Это была идиотская идея, и Уэнсдей не знает, как на это согласилась, даже с учетом того, что она проиграла спор и буквально не могла отказаться от выполнения его условий.
В бассейне, среди множества незнакомых людей, под ярким светом ламп и в излишне дружелюбной атмосфере она чувствует себя не в своей тарелке. И присутствие полуголого Тайлера, который, стоило им войти в помещение, тут же скинул верхнюю одежду, оставшись в одних черных шортах и тапках, ничуть не заставляет ее чувствовать себя лучше.
Вот если бы они были наедине…
Она недовольно смотрит на него и сухо констатирует.
– Вынуждена настаивать, чтобы ты, по крайней мере, надел рубашку.
Уэнсдей искренне надеется, что он просто послушает ее и не станет задавать вопросов. Пусть даже они пришли в бассейн, где сама суть занятия заключается в том, чтобы буквально остаться в минимальном количестве одежды.

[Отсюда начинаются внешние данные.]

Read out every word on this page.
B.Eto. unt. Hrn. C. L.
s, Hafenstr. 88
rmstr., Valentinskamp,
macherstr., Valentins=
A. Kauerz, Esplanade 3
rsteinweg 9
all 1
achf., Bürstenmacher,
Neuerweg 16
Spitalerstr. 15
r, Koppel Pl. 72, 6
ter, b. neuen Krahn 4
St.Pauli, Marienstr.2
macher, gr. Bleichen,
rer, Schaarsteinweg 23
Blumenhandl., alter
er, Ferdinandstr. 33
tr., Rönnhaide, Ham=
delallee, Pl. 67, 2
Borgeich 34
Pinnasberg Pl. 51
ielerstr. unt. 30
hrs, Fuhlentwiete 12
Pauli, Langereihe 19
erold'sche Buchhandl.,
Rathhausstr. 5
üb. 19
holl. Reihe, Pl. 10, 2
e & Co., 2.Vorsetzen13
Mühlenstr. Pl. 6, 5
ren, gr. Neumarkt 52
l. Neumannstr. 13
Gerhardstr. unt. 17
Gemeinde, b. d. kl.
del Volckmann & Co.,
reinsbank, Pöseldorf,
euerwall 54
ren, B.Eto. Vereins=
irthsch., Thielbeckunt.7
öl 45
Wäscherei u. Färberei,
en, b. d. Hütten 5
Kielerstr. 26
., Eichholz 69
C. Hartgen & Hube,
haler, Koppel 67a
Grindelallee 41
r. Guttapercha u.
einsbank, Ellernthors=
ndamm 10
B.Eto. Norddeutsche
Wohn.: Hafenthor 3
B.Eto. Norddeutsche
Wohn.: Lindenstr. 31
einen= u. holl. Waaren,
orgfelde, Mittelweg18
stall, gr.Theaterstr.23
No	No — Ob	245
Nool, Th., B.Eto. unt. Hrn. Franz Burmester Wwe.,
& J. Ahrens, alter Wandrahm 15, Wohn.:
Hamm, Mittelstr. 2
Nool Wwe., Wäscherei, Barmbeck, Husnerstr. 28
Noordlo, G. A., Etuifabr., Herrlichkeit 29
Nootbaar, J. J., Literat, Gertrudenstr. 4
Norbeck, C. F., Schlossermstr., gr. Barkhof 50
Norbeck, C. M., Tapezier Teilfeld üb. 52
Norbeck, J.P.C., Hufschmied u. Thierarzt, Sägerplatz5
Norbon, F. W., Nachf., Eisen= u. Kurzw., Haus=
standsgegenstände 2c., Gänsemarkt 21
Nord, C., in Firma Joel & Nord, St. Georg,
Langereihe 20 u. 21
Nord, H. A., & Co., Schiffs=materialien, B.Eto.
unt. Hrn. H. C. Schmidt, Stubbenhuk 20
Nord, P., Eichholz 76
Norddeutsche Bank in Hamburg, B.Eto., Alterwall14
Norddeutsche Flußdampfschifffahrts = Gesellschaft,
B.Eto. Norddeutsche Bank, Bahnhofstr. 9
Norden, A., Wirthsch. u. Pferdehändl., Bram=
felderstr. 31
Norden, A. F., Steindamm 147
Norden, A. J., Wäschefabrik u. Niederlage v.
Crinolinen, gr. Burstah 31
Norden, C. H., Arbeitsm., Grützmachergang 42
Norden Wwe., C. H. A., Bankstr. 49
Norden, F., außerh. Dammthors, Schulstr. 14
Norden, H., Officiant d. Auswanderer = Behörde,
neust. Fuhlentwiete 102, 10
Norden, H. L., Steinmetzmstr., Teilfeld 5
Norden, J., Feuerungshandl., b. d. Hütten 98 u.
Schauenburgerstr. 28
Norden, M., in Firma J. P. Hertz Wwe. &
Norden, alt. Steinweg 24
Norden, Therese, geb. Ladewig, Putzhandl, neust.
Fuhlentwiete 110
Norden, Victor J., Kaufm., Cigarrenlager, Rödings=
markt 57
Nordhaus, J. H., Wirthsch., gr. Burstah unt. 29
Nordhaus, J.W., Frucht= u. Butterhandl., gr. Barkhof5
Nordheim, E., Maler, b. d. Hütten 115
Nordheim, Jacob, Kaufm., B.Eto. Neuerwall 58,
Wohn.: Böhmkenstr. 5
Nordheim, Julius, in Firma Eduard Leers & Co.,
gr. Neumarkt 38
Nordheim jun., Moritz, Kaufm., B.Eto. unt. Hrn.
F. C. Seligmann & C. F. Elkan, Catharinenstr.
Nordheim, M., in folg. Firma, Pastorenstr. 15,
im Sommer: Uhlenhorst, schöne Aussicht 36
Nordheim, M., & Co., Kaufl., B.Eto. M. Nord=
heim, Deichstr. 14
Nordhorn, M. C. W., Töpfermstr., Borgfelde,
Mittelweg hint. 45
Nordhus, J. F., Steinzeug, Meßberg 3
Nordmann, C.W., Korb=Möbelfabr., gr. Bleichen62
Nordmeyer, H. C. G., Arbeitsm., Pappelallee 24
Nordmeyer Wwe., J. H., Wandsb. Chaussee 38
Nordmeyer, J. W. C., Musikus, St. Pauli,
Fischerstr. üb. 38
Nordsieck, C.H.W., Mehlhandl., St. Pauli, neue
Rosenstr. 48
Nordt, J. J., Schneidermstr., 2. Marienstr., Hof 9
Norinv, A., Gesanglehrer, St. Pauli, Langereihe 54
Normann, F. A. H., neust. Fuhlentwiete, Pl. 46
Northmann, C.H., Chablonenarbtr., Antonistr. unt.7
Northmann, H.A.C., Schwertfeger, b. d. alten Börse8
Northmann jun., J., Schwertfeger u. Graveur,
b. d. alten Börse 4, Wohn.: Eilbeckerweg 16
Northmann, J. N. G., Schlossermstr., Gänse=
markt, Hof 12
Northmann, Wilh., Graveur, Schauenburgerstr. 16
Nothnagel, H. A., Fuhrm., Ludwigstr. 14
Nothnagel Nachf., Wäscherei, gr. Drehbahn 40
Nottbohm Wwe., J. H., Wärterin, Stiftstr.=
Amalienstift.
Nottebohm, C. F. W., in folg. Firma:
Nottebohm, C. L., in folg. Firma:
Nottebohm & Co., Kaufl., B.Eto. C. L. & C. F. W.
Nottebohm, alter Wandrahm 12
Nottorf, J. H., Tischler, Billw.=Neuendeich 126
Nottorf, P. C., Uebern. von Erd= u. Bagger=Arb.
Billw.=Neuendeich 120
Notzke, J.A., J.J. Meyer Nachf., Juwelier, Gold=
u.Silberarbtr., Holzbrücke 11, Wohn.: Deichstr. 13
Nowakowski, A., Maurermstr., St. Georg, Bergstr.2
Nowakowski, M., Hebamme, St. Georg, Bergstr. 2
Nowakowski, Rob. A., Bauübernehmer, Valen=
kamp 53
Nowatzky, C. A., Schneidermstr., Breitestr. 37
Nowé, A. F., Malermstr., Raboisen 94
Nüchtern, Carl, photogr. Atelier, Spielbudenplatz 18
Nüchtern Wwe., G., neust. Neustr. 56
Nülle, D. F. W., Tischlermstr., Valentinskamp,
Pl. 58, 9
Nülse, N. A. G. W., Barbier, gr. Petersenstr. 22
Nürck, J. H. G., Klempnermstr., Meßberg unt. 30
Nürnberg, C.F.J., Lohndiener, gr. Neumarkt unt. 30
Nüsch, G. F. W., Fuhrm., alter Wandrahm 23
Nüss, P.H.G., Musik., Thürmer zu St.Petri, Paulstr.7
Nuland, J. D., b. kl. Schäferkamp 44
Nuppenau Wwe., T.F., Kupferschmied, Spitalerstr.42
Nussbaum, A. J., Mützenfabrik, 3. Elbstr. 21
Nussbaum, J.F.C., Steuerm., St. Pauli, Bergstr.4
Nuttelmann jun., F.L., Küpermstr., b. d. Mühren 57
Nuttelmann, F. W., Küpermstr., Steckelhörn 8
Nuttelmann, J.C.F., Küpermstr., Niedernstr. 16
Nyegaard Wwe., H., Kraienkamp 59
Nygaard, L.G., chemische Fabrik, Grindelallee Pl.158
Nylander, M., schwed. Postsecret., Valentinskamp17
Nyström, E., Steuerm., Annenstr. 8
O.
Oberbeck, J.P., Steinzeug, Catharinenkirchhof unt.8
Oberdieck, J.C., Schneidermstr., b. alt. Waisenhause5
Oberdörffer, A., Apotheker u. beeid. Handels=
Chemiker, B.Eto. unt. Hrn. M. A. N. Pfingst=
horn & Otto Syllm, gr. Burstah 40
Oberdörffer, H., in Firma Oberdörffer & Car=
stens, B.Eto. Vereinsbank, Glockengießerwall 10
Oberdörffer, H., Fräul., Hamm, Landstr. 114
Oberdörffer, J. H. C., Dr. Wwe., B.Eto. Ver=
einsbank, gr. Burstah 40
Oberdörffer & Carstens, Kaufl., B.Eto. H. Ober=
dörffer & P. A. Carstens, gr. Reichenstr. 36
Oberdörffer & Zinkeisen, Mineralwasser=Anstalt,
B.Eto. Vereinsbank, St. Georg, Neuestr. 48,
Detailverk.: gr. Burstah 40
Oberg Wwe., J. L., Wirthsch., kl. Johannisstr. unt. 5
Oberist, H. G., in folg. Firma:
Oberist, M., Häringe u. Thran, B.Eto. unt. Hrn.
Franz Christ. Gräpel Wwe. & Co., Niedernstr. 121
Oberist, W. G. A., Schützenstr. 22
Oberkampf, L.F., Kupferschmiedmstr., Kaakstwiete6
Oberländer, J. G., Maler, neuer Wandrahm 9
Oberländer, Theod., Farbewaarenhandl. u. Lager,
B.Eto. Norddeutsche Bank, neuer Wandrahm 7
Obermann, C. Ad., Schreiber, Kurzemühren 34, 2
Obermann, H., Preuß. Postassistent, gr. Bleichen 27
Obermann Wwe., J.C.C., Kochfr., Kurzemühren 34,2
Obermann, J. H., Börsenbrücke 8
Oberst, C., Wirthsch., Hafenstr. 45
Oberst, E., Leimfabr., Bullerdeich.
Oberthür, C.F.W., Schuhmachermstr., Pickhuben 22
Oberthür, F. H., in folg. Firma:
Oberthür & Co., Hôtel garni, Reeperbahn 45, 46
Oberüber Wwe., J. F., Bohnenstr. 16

Разумеется, вместо того, чтобы послушаться, Тайлер отвечает ей игриво вскинутой бровью.
– Ах вот как? И почему же?
Уэнсдей кипит от ярости, зная, что он прекрасно все понимает – не заметить заинтересованные взгляды девиц мог только слепой, и он выпытывает из нее ответ просто чтобы позлить. Она скрещивает руки на груди и как можно спокойнее говорит:
– Потому что ты выглядишь как субъект объективации мужчин.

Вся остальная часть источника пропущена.